Mass balance example


This bank account example can be easily translated to the world of science by considering the mass balance of tropical forests on Earth. In this equation there is a tremendous output (loss) of forest caused by human cutting and burning, humans are not adding new forest (zero input), and the internal change or natural growth of new forest is very low. Although the pool size of tropical forests was very large initially, the large output term, no inputs, and very small positive internal changes mean that the net change is strongly negative and the pool size is dropping rapidly. This is exactly how scientists calculate the rate of loss of rainforests, as was presented in Units 3 and 4. To understand element cycles, biogeochemists also calculate residence times of materials in the pool, which is the average amount of time that the element or material spends in the pool before being removed.  If there are 100 trees in a forest, and 5 new trees are added and 5 are removed each year, then the residence time is equal to the pool size divided by the flux rate (in or out, it doesn’t matter), or (100 trees) / (5 trees per year) = 20 years; in this case the 20 years is also the average life span of the tree). If the residence time is very short that often means that the component is converted to something else quickly or that it is very reactive (see also Figure 10.7 the Hydrologic Cycle section below). Thus, mass balance equations are useful because they allow one to make predictions about the impact of changes on resource flow and changes in the amounts of materials or elements we have on Earth.

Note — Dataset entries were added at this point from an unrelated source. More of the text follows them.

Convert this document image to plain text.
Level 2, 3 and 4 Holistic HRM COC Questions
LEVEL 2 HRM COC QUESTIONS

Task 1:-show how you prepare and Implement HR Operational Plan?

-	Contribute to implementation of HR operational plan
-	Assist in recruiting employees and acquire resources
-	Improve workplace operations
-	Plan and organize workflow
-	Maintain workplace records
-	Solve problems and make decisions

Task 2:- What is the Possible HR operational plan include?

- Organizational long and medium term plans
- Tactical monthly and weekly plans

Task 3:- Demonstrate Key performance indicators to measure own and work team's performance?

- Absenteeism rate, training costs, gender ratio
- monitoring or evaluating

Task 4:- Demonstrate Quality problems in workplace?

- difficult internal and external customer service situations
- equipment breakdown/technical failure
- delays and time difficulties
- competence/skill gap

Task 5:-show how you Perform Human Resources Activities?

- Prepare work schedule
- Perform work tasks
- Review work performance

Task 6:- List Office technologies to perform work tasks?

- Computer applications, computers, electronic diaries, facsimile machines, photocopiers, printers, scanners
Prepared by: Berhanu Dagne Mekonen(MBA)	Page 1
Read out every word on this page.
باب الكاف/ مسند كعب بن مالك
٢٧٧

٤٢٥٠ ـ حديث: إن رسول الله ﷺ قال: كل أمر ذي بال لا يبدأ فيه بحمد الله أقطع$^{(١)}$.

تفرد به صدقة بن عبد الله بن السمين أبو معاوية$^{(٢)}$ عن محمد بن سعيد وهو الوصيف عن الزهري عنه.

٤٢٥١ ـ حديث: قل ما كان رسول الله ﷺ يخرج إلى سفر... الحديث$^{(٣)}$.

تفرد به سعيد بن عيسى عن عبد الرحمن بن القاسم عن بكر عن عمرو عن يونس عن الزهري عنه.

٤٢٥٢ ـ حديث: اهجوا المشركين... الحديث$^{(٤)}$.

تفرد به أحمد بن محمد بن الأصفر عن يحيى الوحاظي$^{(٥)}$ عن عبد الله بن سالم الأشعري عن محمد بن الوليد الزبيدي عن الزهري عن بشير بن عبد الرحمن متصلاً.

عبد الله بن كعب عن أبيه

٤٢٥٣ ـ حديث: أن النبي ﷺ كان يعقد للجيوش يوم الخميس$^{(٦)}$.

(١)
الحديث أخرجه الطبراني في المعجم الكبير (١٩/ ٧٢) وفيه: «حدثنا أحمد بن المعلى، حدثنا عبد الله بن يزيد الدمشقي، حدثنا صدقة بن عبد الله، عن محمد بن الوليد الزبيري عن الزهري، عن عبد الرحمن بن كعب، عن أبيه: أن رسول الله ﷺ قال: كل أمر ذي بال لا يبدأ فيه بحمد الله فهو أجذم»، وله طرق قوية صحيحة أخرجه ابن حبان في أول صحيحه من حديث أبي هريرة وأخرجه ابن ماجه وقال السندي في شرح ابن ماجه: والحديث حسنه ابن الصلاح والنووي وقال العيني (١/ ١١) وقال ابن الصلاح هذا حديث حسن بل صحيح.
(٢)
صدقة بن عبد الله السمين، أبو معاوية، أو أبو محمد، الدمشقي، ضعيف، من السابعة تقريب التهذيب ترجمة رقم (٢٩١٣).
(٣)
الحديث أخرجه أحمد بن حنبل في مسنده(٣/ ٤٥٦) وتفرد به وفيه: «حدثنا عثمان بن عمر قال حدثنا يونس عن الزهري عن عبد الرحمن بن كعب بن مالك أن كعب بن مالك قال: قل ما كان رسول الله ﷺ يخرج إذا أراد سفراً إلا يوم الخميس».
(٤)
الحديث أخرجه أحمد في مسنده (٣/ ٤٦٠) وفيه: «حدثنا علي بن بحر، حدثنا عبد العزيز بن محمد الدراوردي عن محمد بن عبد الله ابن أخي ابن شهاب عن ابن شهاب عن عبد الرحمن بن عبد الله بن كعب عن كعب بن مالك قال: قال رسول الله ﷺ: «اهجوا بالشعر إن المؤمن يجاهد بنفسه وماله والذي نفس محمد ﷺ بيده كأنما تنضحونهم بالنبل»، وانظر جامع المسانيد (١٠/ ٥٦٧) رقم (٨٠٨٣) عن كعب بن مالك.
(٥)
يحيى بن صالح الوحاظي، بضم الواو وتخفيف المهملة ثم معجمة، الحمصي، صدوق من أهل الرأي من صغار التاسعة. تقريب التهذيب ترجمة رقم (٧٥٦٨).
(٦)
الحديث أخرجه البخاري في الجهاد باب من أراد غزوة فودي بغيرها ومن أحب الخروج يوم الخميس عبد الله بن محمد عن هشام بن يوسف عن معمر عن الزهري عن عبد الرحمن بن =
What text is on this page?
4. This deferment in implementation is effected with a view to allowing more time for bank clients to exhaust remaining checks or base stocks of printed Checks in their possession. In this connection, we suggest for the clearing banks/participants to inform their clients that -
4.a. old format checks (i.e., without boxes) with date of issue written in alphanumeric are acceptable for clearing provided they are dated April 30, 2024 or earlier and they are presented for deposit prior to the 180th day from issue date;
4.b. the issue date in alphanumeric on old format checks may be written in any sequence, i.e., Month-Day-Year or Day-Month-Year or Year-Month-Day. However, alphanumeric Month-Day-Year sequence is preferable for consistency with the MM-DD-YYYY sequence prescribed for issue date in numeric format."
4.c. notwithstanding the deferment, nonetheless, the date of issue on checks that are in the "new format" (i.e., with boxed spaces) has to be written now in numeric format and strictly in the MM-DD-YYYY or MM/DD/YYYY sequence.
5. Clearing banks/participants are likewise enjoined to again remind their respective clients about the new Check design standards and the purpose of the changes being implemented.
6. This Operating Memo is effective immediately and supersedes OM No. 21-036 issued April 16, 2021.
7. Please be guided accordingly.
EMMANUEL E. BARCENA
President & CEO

What are some of the most important chemical reactions on Earth?


Six key elements make up ~95% of all living organisms: carbon (C), hydrogen (H), oxygen (O), nitrogen (N), phosphorus (P) and sulfur (S). There are also a number of other elements important to living organisms such as potassium (K), calcium (Ca), and magnesium (Mg). Chemical oxidation and reduction reactions involving these key elements are crucial for life because they link the chemical, biotic, and geologic systems together.  These reduction-oxidation (redox) reactions are usually mediated by organisms and especially bacteria, who gain energy from the exchanges of electrons (Figure 10.2).  For example, oxidation is removal of electrons, which releases energy (e.g. fire), or rusting where the oxidation of iron from Fe2+ à Fe3+ releases energy that some bacteria can use to grow.




Figure 10.2

Redox reactions




In redox reactions there must be a compound that can donate or release electrons, plus one that can accept electrons.  For aerobic, heterotrophic organisms like us, the oxidation and reduction reactions of photosynthesis and respiration are arguably the most important chemical reactions.  In photosynthesis the CO2 from the atmosphere serves as the electron acceptor. Plants can use light energy and take inorganic compounds, such as CO2 and H2O, and create organic matter such as sugar compounds, and in the process release gaseous O2. The corresponding oxidation reaction is aerobic respiration, where plants as well as other organisms consume O2 (the electron acceptor) as they break down sugars (the electron donor) which releases energy and CO2. This set of reactions is crucial to life because heterotrophs consume the sugars and the oxygen that the autotrophs produce in photosynthesis; in the equation below, photosynthesis is the reaction proceeding from left to right, and respiration is the reaction proceeding backwards from right to left.


6 CO2 + 12 H2O ßà C6H12O6 + 6 O2


Nitrogen gas makes up 78% of the atmosphere on Earth. However, this N is not in a form that is biologically available to most organisms. Nitrogen fixation is a key chemical reaction produced by bacteria, which can take inorganic N2 gas from the atmosphere and convert it to organic-N compounds that organisms can use. Denitrification is the opposite reaction to N fixation (like the photosynthesis and respiration reactions) and is important for returning N2 gas to the atmosphere. Denitrifying organisms can reduce nitrate back to N2 gas and release energy in the process.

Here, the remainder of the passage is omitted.